Buffalo’s receivers are not creating separation in their routes, and the Bills do not have a big-bodied receiver with a large catching radius who can catch balls when they are covered, which would help mightily with the team’s red-zone struggles.

Eric Samulski

The problem with the Bills offense is as simple as situational awareness. Hackett and Marrone haven’t shown much this season. The New Orleans Saints blitzed Buffalo like crazy in Week 8, but the Bills did not try to make them pay by utilizing any screen passes. The Steelers came into the Week 10 matchup allowing an average of 4.7 yards per carry, but the Bills only gave Spiller eight carries. The Bills continue to run Fred Jackson on first and second downs almost every time they are inside the 10-yard line, even though Jackson has been ineffective in that role.

I think it’s hard to blame Spiller for trying to bounce runs to the outside, that’s what he does best. However, the Bills seem to always give him carries up the middle out of the shotgun formation. How many times have they run a toss or a play designed to get him outside the tackles?

Want to join the discussion? Let us know what you think in the thread below!

You can also read more about Buffalo’s offensive struggles in my column from Sunday and in John Maher’s First Downs and Flags for Week 10.

 

Tags: C.J. Spiller, EJ Manuel, Losing, Nathaniel Hackett, Offensive Line, Offensive Struggles, Scott Chandler, Stevie Johnson

2 Responses to “Discussion: What’s Wrong With the Buffalo Bills Offense?”

  1. Tim West says:

    First off, I am in complete agreement with what Eric had to say. How many screen passes have the bills run this year so far? I honestly would like someone to tell me a number. Did Hackett suddenly forget who his rb’s are? Screen passes are absolutely crucial when you have two #1 rb’s such as Spiller and Jackson. Along with that, everyone seems to now be criticizing Spiller for bouncing runs outside. Um, hello people, the guy runs a 4.2, let him use his speed how he chooses because he can beat most players to the outside. And some of the runs he bounced outside he did because there was no hole to run through, duh. Also, regarding Eric’s analysis again, thank you SO much for noting how Hackett continues to run Spiller up the middle between the tackles, and always, always out of shotgun formation. If I see another shotgun formation run play with Spiller I could very well vomit, who knows. Honestly, I hope that sight makes you all just as sick, because even I know the best way to utilize a player like Spiller is to get him in open space and run him off tackle, tosses, jet sweeps, reverses, whatever the case may be. Heck, a few in between the tackle runs I would still use Spiller on, but not every single time he touches the ball, like come on its far from being rocket science. Its funny because I wanted Chan Gailey to get fired, but the one thing I couldn’t complain about regarding Gailey, was HOW he used Spiller. Sure, everyone said Gailey didn’t let Spiller touch the ball enough, and I am in complete agreement with that as well. However, no one can deny Gailey’s attempt to utilize Spiller like he should be utilized; by getting him in space. Oh yeah and one last thing, I think using a fullback might help here and there on run plays. Yeah we don’t have a pro bowl fullback in Frank Summers, but you can’t tell me using a fullback as a lead blocker wouldn’t also help Spiller when running the ball.

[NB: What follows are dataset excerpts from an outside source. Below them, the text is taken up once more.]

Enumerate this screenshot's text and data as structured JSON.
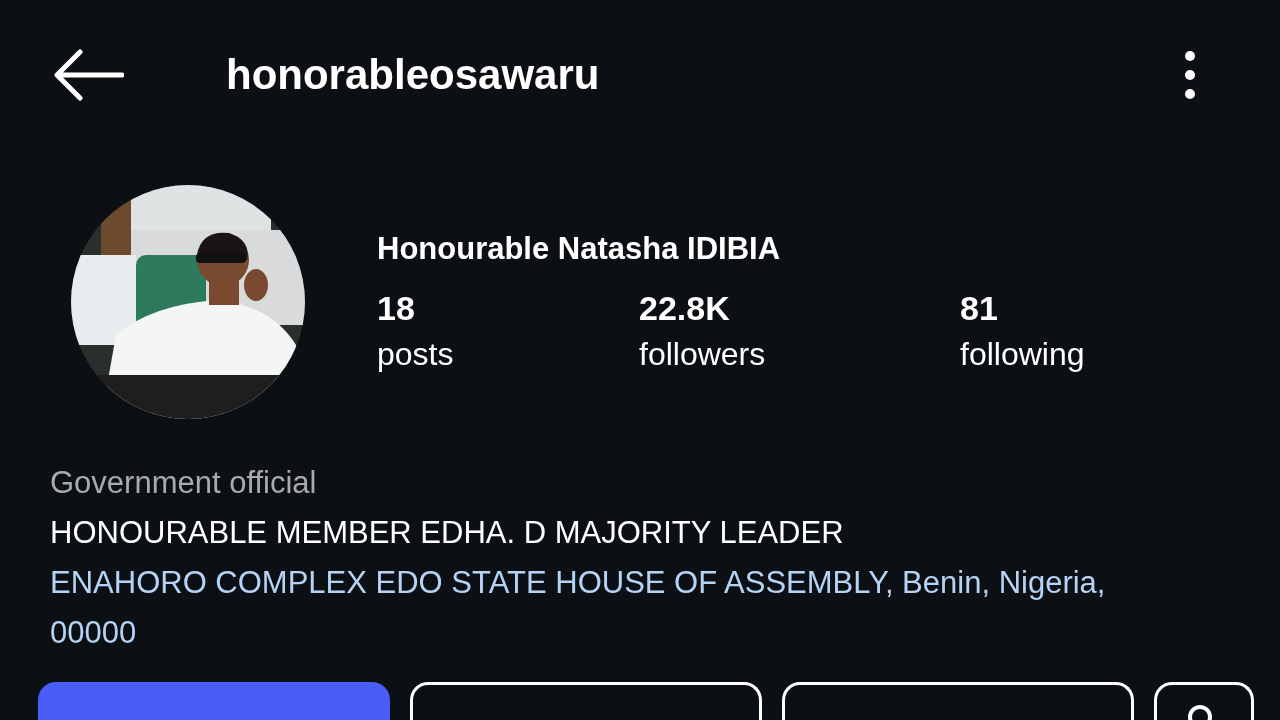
{
  "header": {
    "username": "honorableosawaru"
  },
  "profile": {
    "kind": "picture",
    "display_name": "Honourable Natasha IDIBIA",
    "stats": [
      {
        "value": "18",
        "label": "posts"
      },
      {
        "value": "22.8K",
        "label": "followers"
      },
      {
        "value": "81",
        "label": "following"
      }
    ]
  },
  "bio": {
    "category": "Government official",
    "text": "HONOURABLE MEMBER EDHA. D MAJORITY LEADER",
    "address": "ENAHORO COMPLEX EDO STATE HOUSE OF ASSEMBLY, Benin, Nigeria, 00000"
  },
  "buttons": [
    {
      "kind": "primary"
    },
    {
      "kind": "outline"
    },
    {
      "kind": "outline"
    },
    {
      "kind": "icon"
    }
  ]
}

    Ah, thank you all for allowing me to vent some of my frustration. I know my whole rant was about Spiller as opposed to the rest of the offense. But we can talk about the rest of the offense for another day. Today, we needed to discuss the issue regarding the utilization of Spiller, because it needs to change asap.

    Tim West

    • Dan Hope says:

      Thanks for your reply, Tim. I tend to agree with you and Eric on the issue of Spiller and how the Bills are utilizing him. While I think Spiller can be faulted for failing to attack holes between the tackles aggressively — he is too hesitant behind the line of scrimmage when he has to find a hole up the middle — that simply is not the strength of his game.

      To take advantage of Spiller’s skill set — his speed, quickness, ability to make defenders miss — they need to find ways to get him out in space, whether that be running him around blockers to the outside or getting the ball to him outside on pitches or screen passes. Running him up the middle consistently as Hackett has been calling has limited his effectiveness.